No tempo das palavras, Biden classificou
MBS como “pária” e proclamou que Putin “não pode permanecer no poder”. Hoje,
tempo de ação, o presidente americano enviou uma delegação diplomática à
Venezuela para negociar com Nicolás Maduro e restabeleceu o diálogo com a
monarquia saudita. A invasão russa à Ucrânia ensinou-lhe duas ou três coisas
que ele deveria saber há décadas sobre a geopolítica do petróleo.
Os valores — a defesa da democracia, das
liberdades e dos direitos humanos — deveriam ocupar lugar destacado na política
externa de qualquer país democrático. Contudo, especialmente no caso das
grandes potências, é preciso equilibrá-los com os imperativos geopolíticos.
— Não foi uma sentença prudente —
diagnosticou Henry Kissinger, referindo-se à declaração de Biden sobre Putin,
numa entrevista à revista Der Spiegel.
O presidente dos EUA não pode se furtar a
conduzir negociações com líderes de Estados autoritários — inclusive com o
responsável por uma guerra abjeta que coloca em risco a estabilidade global.
Fechar as portas não é uma opção viável,
por mais aplausos que a intransigência virtuosa seja capaz de gerar.
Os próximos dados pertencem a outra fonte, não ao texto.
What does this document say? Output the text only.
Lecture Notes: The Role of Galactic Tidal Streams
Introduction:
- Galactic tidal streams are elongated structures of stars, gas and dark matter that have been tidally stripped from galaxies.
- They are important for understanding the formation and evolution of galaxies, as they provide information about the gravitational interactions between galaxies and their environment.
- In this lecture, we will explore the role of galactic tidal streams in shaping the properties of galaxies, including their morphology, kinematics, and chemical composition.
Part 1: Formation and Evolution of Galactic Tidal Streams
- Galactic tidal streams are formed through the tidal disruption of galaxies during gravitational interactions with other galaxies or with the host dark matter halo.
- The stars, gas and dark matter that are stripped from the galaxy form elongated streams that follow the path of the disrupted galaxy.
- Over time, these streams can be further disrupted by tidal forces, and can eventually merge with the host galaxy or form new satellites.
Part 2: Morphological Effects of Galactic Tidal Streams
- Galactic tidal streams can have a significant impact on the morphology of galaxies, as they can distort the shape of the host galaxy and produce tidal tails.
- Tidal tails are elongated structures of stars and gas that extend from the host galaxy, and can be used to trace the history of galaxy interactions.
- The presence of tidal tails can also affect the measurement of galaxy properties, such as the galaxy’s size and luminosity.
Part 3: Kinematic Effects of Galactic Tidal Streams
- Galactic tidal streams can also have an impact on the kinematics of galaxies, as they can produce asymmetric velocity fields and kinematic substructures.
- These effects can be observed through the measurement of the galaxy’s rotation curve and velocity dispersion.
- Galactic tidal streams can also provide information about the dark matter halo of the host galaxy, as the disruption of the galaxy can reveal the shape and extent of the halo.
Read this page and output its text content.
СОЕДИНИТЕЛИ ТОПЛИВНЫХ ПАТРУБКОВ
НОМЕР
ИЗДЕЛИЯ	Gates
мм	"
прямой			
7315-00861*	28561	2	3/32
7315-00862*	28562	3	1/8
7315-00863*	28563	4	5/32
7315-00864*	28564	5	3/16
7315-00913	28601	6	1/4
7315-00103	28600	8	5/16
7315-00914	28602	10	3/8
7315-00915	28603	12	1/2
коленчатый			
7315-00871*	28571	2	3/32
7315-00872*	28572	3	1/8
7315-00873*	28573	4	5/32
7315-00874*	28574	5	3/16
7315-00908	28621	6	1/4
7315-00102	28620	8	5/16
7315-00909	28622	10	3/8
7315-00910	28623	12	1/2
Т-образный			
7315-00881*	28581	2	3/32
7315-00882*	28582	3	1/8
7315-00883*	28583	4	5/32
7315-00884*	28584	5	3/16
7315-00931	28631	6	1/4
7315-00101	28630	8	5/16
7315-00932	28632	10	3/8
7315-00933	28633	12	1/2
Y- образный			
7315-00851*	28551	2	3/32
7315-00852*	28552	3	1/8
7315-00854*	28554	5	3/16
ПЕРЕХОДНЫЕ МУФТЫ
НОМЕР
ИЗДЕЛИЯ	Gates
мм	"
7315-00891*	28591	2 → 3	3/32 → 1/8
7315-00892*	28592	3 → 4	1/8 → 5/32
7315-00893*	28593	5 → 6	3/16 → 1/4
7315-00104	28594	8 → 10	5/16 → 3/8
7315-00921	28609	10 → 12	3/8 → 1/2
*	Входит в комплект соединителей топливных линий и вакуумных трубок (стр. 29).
Um fruto
das sentenças imprudentes de Biden encontra-se à vista de todos: Recep Erdogan,
o líder autoritário turco, opera como interlocutor de Putin nas negociações
sobre as exportações de grãos da Ucrânia. Aos EUA, enquanto isso, sobra apenas
a opção de denunciar o jogo de chantagem alimentar praticado pelo Kremlin
contra os países pobres.
Kissinger, assessor de Segurança Nacional e
secretário de Estado nos governos Nixon e Ford, concebeu a aproximação entre os
EUA e a China ainda maoista, no início dos anos 1970, hora da retirada
americana do Vietnã. O passo histórico isolou a URSS e acelerou o fim da Guerra
Fria. Na entrevista à Spiegel, ele formulou a crítica precisa aos fundamentos
da política mundial de Biden.
O presidente americano descreveu o atual
cenário global como uma confrontação entre democracia e autocracia — e, nessa
linha, no final de 2021, convocou uma Cúpula pela Democracia. Kissinger:
—Nas relações do mundo contemporâneo, se a
democracia é convertida no principal objetivo, emerge um impulso missionário
que poderia resultar num conflito militar do tipo da Guerra dos Trinta Anos.
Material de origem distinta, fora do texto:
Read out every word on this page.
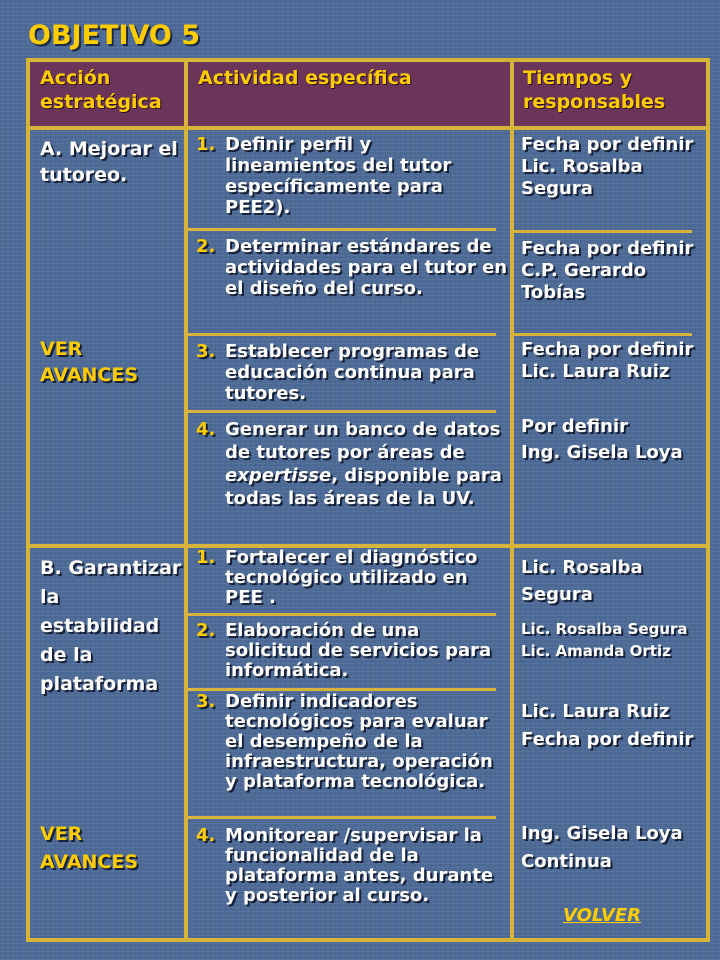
OBJETIVO 5
Acción estratégica
Actividad específica	Tiempos y responsables
A. Mejorar el tutoreo.
VER AVANCES
1. Definir perfil y lineamientos del tutor específicamente para PEE2).
2. Determinar estándares de actividades para el tutor en el diseño del curso.
3. Establecer programas de educación continua para tutores.
4. Generar un banco de datos de tutores por áreas de expertisse, disponible para todas las áreas de la UV.
Fecha por definir
Lic. Rosalba Segura
Fecha por definir
C.P. Gerardo Tobías
Fecha por definir
Lic. Laura Ruiz
Por definir
Ing. Gisela Loya
B. Garantizar la estabilidad de la plataforma
VER AVANCES
1. Fortalecer el diagnóstico tecnológico utilizado en PEE .
2. Elaboración de una solicitud de servicios para informática.
3. Definir indicadores tecnológicos para evaluar el desempeño de la infraestructura, operación y plataforma tecnológica.
4. Monitorear /supervisar la funcionalidad de la plataforma antes, durante y posterior al curso.
Lic. Rosalba Segura
Lic. Rosalba Segura
Lic. Amanda Ortiz
Lic. Laura Ruiz
Fecha por definir
Ing. Gisela Loya
Continua
VOLVER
A Guerra dos Trinta Anos (1618-1648)
envolveu a Europa inteira. O ponto de partida da guerra foi o “impulso
missionário” da Casa de Habsburgo para estabelecer uma “monarquia universal”
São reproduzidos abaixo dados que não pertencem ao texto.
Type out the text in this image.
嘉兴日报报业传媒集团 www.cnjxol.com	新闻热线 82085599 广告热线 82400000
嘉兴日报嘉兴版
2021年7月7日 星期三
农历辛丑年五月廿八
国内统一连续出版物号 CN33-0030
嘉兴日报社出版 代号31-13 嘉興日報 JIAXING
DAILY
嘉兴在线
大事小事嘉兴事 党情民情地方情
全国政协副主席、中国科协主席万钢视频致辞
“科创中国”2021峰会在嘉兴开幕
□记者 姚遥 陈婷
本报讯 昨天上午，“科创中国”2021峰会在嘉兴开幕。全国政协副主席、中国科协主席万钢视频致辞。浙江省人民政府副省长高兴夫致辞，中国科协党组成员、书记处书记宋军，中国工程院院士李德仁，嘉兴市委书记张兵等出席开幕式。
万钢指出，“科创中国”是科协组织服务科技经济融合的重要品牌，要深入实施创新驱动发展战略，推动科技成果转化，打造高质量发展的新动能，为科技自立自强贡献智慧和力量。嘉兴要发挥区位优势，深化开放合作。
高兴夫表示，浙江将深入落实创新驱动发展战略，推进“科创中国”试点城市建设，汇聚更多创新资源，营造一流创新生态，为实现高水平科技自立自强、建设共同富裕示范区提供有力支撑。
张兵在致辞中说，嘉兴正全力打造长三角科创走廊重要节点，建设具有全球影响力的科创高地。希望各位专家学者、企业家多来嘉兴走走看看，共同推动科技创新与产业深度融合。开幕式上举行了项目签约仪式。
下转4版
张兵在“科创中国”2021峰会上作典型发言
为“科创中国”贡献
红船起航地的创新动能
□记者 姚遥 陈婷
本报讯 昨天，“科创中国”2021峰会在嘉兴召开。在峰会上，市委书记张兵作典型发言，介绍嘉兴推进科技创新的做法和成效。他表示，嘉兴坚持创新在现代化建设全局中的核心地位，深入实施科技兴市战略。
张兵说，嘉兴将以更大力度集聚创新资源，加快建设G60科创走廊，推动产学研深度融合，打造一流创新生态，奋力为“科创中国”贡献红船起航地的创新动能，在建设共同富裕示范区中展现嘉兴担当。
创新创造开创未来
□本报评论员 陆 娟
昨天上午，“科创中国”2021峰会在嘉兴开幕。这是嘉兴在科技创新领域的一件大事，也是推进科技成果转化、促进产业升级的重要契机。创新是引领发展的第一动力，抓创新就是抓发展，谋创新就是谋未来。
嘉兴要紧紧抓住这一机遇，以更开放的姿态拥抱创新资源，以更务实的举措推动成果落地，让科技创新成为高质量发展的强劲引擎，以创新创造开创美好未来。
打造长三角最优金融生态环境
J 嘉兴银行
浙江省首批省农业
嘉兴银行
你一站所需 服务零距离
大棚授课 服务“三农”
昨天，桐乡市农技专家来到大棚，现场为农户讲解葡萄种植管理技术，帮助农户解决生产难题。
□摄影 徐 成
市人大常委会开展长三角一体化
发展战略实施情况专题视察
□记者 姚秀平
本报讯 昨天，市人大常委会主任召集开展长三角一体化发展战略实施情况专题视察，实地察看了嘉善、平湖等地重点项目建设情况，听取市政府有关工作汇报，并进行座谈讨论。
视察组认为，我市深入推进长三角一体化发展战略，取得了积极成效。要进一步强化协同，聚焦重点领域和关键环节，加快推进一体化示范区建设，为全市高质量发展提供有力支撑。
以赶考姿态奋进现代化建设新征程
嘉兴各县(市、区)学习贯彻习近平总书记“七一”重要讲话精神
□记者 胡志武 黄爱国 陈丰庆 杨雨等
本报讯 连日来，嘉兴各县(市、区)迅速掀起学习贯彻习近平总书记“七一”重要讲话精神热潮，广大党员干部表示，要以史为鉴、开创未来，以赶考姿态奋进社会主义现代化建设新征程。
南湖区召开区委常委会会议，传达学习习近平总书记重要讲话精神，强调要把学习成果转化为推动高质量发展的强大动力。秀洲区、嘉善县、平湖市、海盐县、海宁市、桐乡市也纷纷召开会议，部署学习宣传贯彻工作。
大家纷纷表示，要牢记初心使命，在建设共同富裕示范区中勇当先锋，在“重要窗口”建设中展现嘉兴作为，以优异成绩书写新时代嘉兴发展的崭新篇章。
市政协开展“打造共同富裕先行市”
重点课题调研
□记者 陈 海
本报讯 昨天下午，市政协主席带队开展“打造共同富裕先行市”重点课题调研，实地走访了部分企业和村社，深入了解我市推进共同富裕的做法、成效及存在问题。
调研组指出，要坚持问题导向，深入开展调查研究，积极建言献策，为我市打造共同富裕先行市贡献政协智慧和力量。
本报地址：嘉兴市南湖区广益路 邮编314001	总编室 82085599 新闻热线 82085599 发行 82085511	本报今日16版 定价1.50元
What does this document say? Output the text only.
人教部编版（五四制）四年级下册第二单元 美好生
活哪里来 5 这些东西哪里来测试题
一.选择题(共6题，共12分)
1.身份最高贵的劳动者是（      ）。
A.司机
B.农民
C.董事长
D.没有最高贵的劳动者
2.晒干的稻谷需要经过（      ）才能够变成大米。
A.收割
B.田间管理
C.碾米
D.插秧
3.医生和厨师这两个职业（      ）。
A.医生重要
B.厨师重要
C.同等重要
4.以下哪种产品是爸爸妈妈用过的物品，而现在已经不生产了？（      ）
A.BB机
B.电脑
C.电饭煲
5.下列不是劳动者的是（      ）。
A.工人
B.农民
católica. A França, potência católica, aliou-se a potências protestantes para
derrotar os Habsburgos. A Paz de Vestfália, ponto final do longo conflito,
inaugurou o moderno sistema de Estados e, com ele, a primazia do interesse
nacional nas relações internacionais.
Atualmente, definir a política externa da
maior superpotência nos termos de uma confrontação ideológica global implicaria
estabelecer linhas múltiplas de conflito nas esferas econômica, política,
diplomática e militar. Não há caminho melhor para convencer os eleitores
americanos a desistir do apoio político e militar à Ucrânia, trocando o
internacionalismo pelo nacionalismo isolacionista da facção republicana que
segue Donald Trump.
A guerra movida pela Rússia na Ucrânia empurra Biden de volta ao mundo real — à topografia acidentada da Realpolitik. Há pouco ele esclareceu que não pretende interferir na política interna chinesa. Falta, ainda, reconhecer que Putin não desaparecerá de cena por encanto — e que o líder russo é o interlocutor incontornável para o restabelecimento de algum tipo de ordem na Europa.
Biden e suas controvérsias.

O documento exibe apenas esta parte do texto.